Zoya's book isn't just about beauty treatments. Her story is about the Karen tribe displaced by "the most brutal dictatorship in the world". She spent her childhood dodging live bullets and bombs, and managed to escape the hovel of the refugee camps in Thailand to earn an MA at the University of East Anglia in the United Kingdom. Her father was assassinated in 2008 by agents of the Burmese regime, and Zoya was also on the hit list. After the world recoiled in the horror of the 2007 "Saffron Revolution", she actually spoke with Prime Minister Gordon Brown, asking him to introduce targeted economic sanctions that would stop money  from going to the generals. Money that was helping to pay for the bullets used against the monks on the streets of Rangoon. And the first class treatment of generals coming here as medical tourists to perpetuate the longevity of their dictatorship.

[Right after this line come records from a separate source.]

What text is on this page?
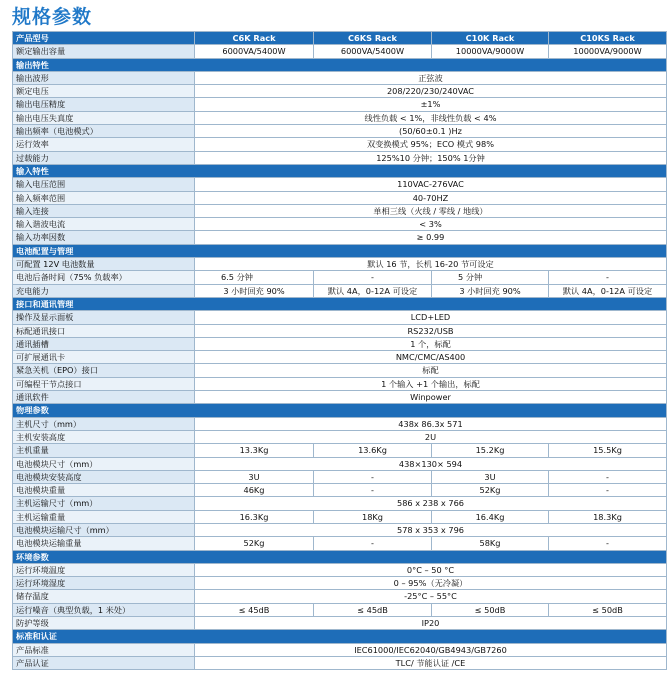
规格参数
产品型号	C6K Rack	C6KS Rack	C10K Rack	C10KS Rack
额定输出容量	6000VA/5400W	6000VA/5400W	10000VA/9000W	10000VA/9000W
输出特性				
输出波形	正弦波			
额定电压	208/220/230/240VAC			
输出电压精度	±1%			
输出电压失真度	线性负载 < 1%，非线性负载 < 4%			
输出频率（电池模式）	(50/60±0.1 )Hz			
运行效率	双变换模式 95%；ECO 模式 98%			
过载能力	125%10 分钟；150% 1分钟			
输入特性				
输入电压范围	110VAC-276VAC			
输入频率范围	40-70HZ			
输入连接	单相三线（火线 / 零线 / 地线）			
输入谐波电流	< 3%			
输入功率因数	≥ 0.99			
电池配置与管理				
可配置 12V 电池数量	默认 16 节，长机 16-20 节可设定			
电池后备时间（75% 负载率）	6.5 分钟	-	5 分钟	-
充电能力	3 小时回充 90%	默认 4A，0-12A 可设定	3 小时回充 90%	默认 4A，0-12A 可设定
接口和通讯管理				
操作及显示面板	LCD+LED			
标配通讯接口	RS232/USB			
通讯插槽	1 个，标配			
可扩展通讯卡	NMC/CMC/AS400			
紧急关机（EPO）接口	标配			
可编程干节点接口	1 个输入 +1 个输出，标配			
通讯软件	Winpower			
物理参数				
主机尺寸（mm）	438x 86.3x 571			
主机安装高度	2U			
主机重量	13.3Kg	13.6Kg	15.2Kg	15.5Kg
电池模块尺寸（mm）	438×130× 594			
电池模块安装高度	3U	-	3U	-
电池模块重量	46Kg	-	52Kg	-
主机运输尺寸（mm）	586 x 238 x 766			
主机运输重量	16.3Kg	18Kg	16.4Kg	18.3Kg
电池模块运输尺寸（mm）	578 x 353 x 796			
电池模块运输重量	52Kg	-	58Kg	-
环境参数				
运行环境温度	0°C – 50 °C			
运行环境湿度	0 – 95%（无冷凝）			
储存温度	-25°C – 55°C			
运行噪音（典型负载，1 米处）	≤ 45dB	≤ 45dB	≤ 50dB	≤ 50dB
防护等级	IP20			
标准和认证				
产品标准	IEC61000/IEC62040/GB4943/GB7260			
产品认证	TLC/ 节能认证 /CE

We don't know about the personal stories of the Burmese nationals fleeced by the "freelance recruiters", except that the first four months of their salaries are deducted for "recruitment fees", essentially making them slaves for the first period of their stay in Singapore. The practice is not unique to Burmese of course; Sri Lankans, Indonesians and Filipinos have also been exploited. It is easy to be inured to the unpleasantness of humanitarian rights abuses - until the day "our women will become maids in other people's countries, foreign workers". That's the outcome Lee Kuan Yew predicted for "a really a good dose of incompetent government." (LKY justifying million-dollar pay hike for Singapore ministers, Straits Times, 5 April 2007)

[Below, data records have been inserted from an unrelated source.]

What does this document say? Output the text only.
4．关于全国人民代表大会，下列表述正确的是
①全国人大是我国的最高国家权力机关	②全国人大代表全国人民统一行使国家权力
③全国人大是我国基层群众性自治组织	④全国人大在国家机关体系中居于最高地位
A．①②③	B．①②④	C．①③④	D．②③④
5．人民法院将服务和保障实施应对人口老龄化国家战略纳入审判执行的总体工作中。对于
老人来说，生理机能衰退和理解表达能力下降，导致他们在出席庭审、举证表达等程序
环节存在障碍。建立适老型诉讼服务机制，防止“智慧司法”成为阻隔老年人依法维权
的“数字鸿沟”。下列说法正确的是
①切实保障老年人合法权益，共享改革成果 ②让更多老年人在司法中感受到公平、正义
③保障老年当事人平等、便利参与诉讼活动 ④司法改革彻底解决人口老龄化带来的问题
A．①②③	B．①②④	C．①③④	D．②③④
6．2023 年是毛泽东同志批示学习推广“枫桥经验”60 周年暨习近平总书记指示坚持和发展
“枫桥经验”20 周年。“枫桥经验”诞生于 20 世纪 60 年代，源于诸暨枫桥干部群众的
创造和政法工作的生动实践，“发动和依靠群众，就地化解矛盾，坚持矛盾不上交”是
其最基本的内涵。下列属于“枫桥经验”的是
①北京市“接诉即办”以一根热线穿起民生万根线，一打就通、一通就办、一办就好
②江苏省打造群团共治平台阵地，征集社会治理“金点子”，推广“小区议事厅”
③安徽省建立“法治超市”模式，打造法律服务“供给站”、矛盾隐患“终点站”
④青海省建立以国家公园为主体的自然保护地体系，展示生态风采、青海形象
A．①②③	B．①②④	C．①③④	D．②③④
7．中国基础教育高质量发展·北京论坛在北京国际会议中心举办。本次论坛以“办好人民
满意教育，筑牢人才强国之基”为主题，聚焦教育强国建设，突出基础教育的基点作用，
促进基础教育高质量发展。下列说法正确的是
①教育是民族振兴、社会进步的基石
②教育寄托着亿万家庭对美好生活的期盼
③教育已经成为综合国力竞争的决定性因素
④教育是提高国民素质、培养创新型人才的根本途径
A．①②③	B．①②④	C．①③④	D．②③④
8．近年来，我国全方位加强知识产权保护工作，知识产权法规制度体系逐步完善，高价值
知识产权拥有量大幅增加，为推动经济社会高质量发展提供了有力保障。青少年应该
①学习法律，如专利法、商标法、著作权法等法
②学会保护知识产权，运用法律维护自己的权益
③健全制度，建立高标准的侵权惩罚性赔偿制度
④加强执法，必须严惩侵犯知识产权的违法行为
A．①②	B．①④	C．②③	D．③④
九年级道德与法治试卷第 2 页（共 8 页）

  1. " ... until the day "our women will become maids in other people's countries, foreign workers".

    Well. I'm so glad we are not slaves in our own country right now.

    1. remind of someone who about to step on shit, only to take a scope of it to taste if it is really shit, and happily proclaim
      "I'm so glad that I didn't step on shit"

      Moral - >
      does it make a difference whether you step on shit or taste the shit ?

      "I'm so glad we are not slaves in our own country right now"

      oh yeah, you just need to be economical slave and digit to certain ruling party, and the party will more be more than happy if you don't realize that.

  2. Who would imagine that our country is involved in the blatant exploitation of workers to the tune of millions if not billions of dollars ? It does not take a genius to conclude that the foreign workers levies & placement fees has to come from somewhere..... at the expense of the workers sweat and hardworking. But who are the ones benefitting from such exploitation? Maybe our Pap Ministers ?

  3. Every cent that is laundered into Sin is from exploitation or scam from where the money came from.